Kanaatimce, Akşener’in Aydın’da, Denizli’de “CB Erdoğan size terörist diyor” deme hakkı nasıl yoksa, CB Erdoğan’ın ve Bahçeli’nin karşısındaki rakiplerine her gün “Zillet” yani “aşağılıklar” olarak hitap etme hakkı da yok. Bunlar demokrasilerde kabul edilemez şeyler.
Türkiye siyasetinin, hitabet seviyesinin karşılıklı saygının, yine dip yaptığı bu seçimlerde yaşanan süreç maalesef sonuçların önüne geçiyor. Seviye bu olduktan sonra o kazansa ne olur, bu kazansa ne olur diyeceği geliyor insanın. Meselâ bir boks maçı izlemek için tv’nin karşısına kurulmuşsunuz. Mücadele başlıyor, fakat bir bakıyorsunuz, maçta yumruk atmak dışında her şey var. Avuç içi vurma, rakibin kulağını ısırma gibi bütün kural dışı hareketler mevcut.

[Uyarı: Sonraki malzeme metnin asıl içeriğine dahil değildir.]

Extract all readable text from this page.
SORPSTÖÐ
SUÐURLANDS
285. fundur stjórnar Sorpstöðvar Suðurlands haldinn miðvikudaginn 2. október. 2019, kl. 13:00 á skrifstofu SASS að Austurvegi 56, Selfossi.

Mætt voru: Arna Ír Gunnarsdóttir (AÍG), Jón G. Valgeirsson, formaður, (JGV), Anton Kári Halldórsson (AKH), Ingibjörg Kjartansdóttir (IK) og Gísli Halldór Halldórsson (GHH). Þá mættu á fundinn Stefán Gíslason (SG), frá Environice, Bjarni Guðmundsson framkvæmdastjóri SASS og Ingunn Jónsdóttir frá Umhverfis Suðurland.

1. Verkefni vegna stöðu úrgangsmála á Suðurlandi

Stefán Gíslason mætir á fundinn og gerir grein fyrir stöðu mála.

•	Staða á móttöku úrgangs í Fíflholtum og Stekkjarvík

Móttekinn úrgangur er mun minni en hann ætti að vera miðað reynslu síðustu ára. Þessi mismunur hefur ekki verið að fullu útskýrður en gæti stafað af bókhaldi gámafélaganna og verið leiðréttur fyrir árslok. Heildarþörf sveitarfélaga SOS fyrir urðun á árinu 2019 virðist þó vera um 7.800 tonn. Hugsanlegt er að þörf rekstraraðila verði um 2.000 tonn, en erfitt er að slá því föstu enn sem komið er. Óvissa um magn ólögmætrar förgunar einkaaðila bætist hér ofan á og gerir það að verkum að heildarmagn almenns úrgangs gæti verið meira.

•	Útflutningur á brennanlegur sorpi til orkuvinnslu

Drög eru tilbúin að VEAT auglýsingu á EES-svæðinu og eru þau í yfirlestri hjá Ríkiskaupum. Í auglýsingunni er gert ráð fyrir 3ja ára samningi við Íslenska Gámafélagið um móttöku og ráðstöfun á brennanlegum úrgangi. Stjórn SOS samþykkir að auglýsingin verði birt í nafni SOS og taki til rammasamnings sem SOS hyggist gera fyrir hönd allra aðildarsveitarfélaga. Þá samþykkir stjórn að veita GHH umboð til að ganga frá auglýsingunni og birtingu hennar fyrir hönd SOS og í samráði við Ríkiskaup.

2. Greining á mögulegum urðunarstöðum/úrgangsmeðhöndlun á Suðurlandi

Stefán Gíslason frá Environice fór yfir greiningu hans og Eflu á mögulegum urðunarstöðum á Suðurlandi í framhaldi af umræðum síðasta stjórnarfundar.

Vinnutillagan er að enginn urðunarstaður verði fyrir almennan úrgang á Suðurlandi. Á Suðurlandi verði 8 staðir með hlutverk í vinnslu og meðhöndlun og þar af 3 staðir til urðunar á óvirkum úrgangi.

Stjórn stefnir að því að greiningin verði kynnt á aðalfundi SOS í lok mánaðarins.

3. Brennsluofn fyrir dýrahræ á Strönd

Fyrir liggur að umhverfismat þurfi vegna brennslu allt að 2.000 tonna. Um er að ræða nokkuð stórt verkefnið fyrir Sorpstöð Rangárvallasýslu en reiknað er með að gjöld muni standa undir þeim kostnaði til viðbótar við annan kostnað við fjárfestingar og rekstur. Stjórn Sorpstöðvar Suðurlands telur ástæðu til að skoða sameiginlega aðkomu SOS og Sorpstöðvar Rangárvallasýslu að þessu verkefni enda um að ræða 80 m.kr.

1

Zannederim böyle bir maçı diskalifiye olacakları için her iki boksör de kazanamazdı. Siyasette maalesef diskalifiye mekanizması yok, mecburen maç süresinin bitmesini bekleyeceğiz.
Maçı en az kural dışı hareket eden boksör kazanacak.
Çünkü bizim milletimiz mağdur olanlara ya da kendini mağdur olduğuna inandıranlara daha fazla destek verir.